Intel's Broadwell CPU was supposed to bring noticeably better battery life, and in a few cases it has, as with the non-touch Dell XPS 13. Broadwell is particularly good at conserving power when the computer isn't doing much--those periods of time when you pause between writing sentences, for example. So battery life with Broadwell is more variable--it depends on how busy you keep the computer and how many background applications and processes are keeping the CPU from taking a micro-nap. In our tests that mimic a mix of productivity and entertainment tasks including word processing, browsing the web using Internet Explorer, email, social networking, editing 5 RAW images in Photoshop, streaming 1080p video via Netflix for 55 minutes (1 episode of House of Cards) and playing 3 short YouTube videos, the X1 Carbon with the WQHD touch screen averaged 7 to 7.8 hours. We set brightness to 50% (I found that the lowest acceptable brightness for my comfort) and had WiFi turned on and active. That's respectable battery life for a 14" high resolution Ultrabook. In the last generation, we didn't note a significant divide between touch and non-touch models in terms of battery life (certainly not as huge with the 2015 Dell XPS 13), and I wouldn't expect miraculously longer battery life from the 1080p X1 Carbon.

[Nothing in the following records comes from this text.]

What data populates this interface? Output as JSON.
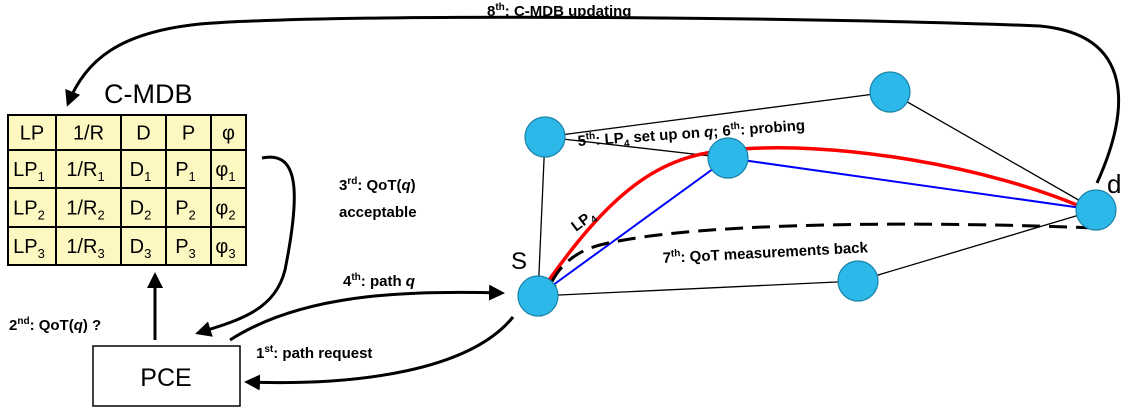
{
  "db_title": "C-MDB",
  "pce_label": "PCE",
  "source_label": "S",
  "dest_label": "d",
  "lp4_label": "LP",
  "lp4_sub": "4",
  "table": {
    "header": [
      "LP",
      "1/R",
      "D",
      "P",
      "φ"
    ],
    "rows": [
      [
        {
          "t": "LP",
          "s": "1"
        },
        {
          "t": "1/R",
          "s": "1"
        },
        {
          "t": "D",
          "s": "1"
        },
        {
          "t": "P",
          "s": "1"
        },
        {
          "t": "φ",
          "s": "1"
        }
      ],
      [
        {
          "t": "LP",
          "s": "2"
        },
        {
          "t": "1/R",
          "s": "2"
        },
        {
          "t": "D",
          "s": "2"
        },
        {
          "t": "P",
          "s": "2"
        },
        {
          "t": "φ",
          "s": "2"
        }
      ],
      [
        {
          "t": "LP",
          "s": "3"
        },
        {
          "t": "1/R",
          "s": "3"
        },
        {
          "t": "D",
          "s": "3"
        },
        {
          "t": "P",
          "s": "3"
        },
        {
          "t": "φ",
          "s": "3"
        }
      ]
    ]
  },
  "steps": {
    "s1": {
      "num": "1",
      "sup": "st",
      "text": ": path request"
    },
    "s2": {
      "num": "2",
      "sup": "nd",
      "pre": ": QoT(",
      "var": "q",
      "post": ") ?"
    },
    "s3": {
      "num": "3",
      "sup": "rd",
      "pre": ": QoT(",
      "var": "q",
      "post": ")",
      "line2": "acceptable"
    },
    "s4": {
      "num": "4",
      "sup": "th",
      "pre": ": path ",
      "var": "q"
    },
    "s5": {
      "num": "5",
      "sup": "th",
      "pre": ": LP",
      "sub": "4",
      "mid": " set up on ",
      "var": "q",
      "semi": "; ",
      "num6": "6",
      "sup6": "th",
      "post": ": probing"
    },
    "s7": {
      "num": "7",
      "sup": "th",
      "text": ": QoT measurements back"
    },
    "s8": {
      "num": "8",
      "sup": "th",
      "text": ": C-MDB updating"
    }
  },
  "colors": {
    "node": "#2cb8e8",
    "table_bg": "#fdf8c2",
    "red_path": "#ff0000",
    "blue_path": "#0000ff"
  }
}
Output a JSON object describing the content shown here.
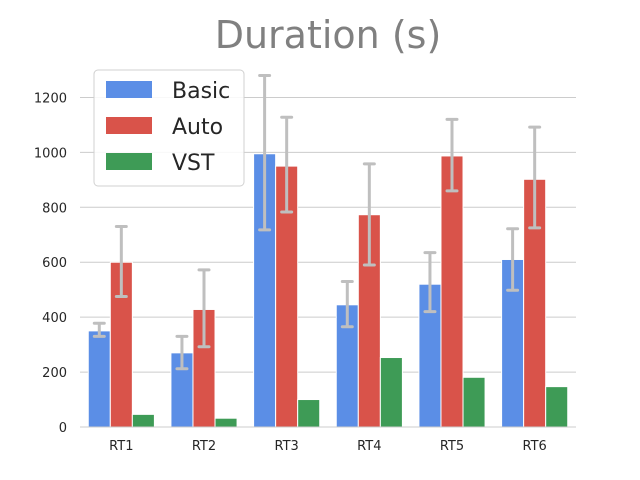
{
  "chart_data": {
    "type": "bar",
    "title": "Duration (s)",
    "xlabel": "",
    "ylabel": "",
    "ylim": [
      0,
      1300
    ],
    "yticks": [
      0,
      200,
      400,
      600,
      800,
      1000,
      1200
    ],
    "grid": true,
    "legend_position": "top-left",
    "categories": [
      "RT1",
      "RT2",
      "RT3",
      "RT4",
      "RT5",
      "RT6"
    ],
    "series": [
      {
        "name": "Basic",
        "color": "#5b8ee6",
        "values": [
          350,
          270,
          995,
          445,
          520,
          610
        ],
        "error_low": [
          330,
          212,
          718,
          365,
          420,
          498
        ],
        "error_high": [
          378,
          330,
          1280,
          530,
          635,
          722
        ]
      },
      {
        "name": "Auto",
        "color": "#d9534a",
        "values": [
          600,
          428,
          950,
          773,
          987,
          902
        ],
        "error_low": [
          475,
          292,
          783,
          590,
          860,
          725
        ],
        "error_high": [
          730,
          572,
          1128,
          958,
          1120,
          1092
        ]
      },
      {
        "name": "VST",
        "color": "#3e9b56",
        "values": [
          46,
          32,
          100,
          253,
          181,
          147
        ]
      }
    ],
    "error_bar_color": "#bfbfbf"
  }
}
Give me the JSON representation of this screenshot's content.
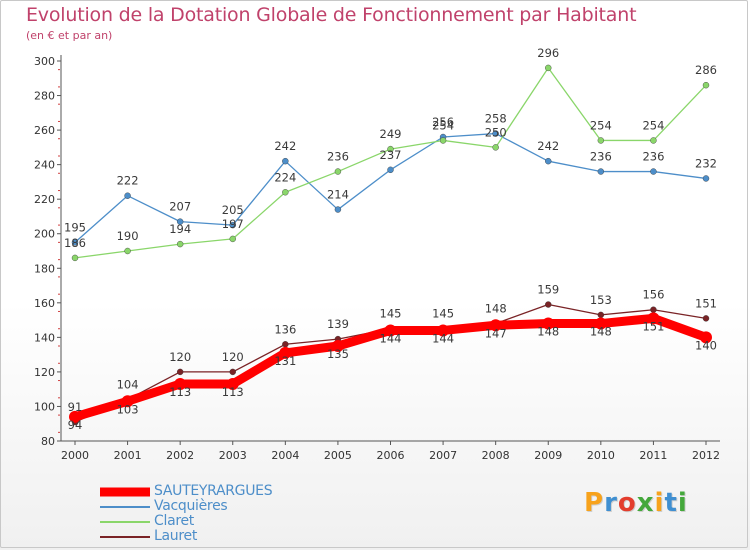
{
  "header": {
    "title": "Evolution de la Dotation Globale de Fonctionnement par Habitant",
    "subtitle": "(en € et par an)"
  },
  "logo": {
    "text": "Proxiti",
    "colors": [
      "#f7a21b",
      "#3f8fd1",
      "#e33d2d",
      "#44a83b",
      "#f7a21b",
      "#3f8fd1",
      "#44a83b"
    ]
  },
  "chart_data": {
    "type": "line",
    "x": [
      2000,
      2001,
      2002,
      2003,
      2004,
      2005,
      2006,
      2007,
      2008,
      2009,
      2010,
      2011,
      2012
    ],
    "ylim": [
      80,
      300
    ],
    "yticks": [
      80,
      100,
      120,
      140,
      160,
      180,
      200,
      220,
      240,
      260,
      280,
      300
    ],
    "grid": false,
    "legend_position": "bottom-left",
    "series": [
      {
        "name": "SAUTEYRARGUES",
        "color": "#ff0000",
        "values": [
          94,
          103,
          113,
          113,
          131,
          135,
          144,
          144,
          147,
          148,
          148,
          151,
          140
        ]
      },
      {
        "name": "Vacquières",
        "color": "#4d8ec9",
        "values": [
          195,
          222,
          207,
          205,
          242,
          214,
          237,
          256,
          258,
          242,
          236,
          236,
          232
        ]
      },
      {
        "name": "Claret",
        "color": "#8ad66a",
        "values": [
          186,
          190,
          194,
          197,
          224,
          236,
          249,
          254,
          250,
          296,
          254,
          254,
          286
        ]
      },
      {
        "name": "Lauret",
        "color": "#7a2326",
        "values": [
          91,
          104,
          120,
          120,
          136,
          139,
          145,
          145,
          148,
          159,
          153,
          156,
          151
        ]
      }
    ]
  }
}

Lenovo's Rapid Charge really is impressive, and our machine charged 50% in a half hour with the included 65 watt charger. Lenovo states that it can charge up to 80% in an hour. That's much faster than most laptops including the Dell XPS 13, and it can be a lifesaver when you're on the road and only have access to a power outlet for a short layover between flights. The charger is Lenovo's usual compact model with a rectangular connector.
Lenovo ThinkPads have relatively little bloatware compared to consumer-oriented laptops. But there are a few programs that you might want to uninstall such as Maxthon browser and naggy Norton, while you may find the pre-installed Evernote handy and you'll definitely want to keep Lenovo's own utilities that keep drivers up to date and do periodic hardware tests. Have no fear, Lenovo never pre-installed the now dreaded Superfish adware on the ThinkPad line, and they discontinued the software's inclusion on consumer (non-ThinkPad) models in January 2015.
There are few 14" Ultrabooks on the market, and even fewer that are as slim, light and bulletproof as the Lenovo ThinkPad X1 Carbon. The keyboard is sublime and the trackpad is good--- especially good for those who love the TrackPoint. Though the display's color gamut and brightness won't win any awards, the 2560 x 1440 display is easy on the eyes with clear text, little glare and it's attractive enough. I certainly wouldn't mind owning one given the machine's ruggedness, grand keyboard and slightly larger than usual display. On the downside, the X1 Carbon is by no means cheap and I know some of you wish that RAM didn't max out at 8 gigs. The WQHD display, though pleasing to look at, isn't ideal for photographers and videographers who need a wider color gamut.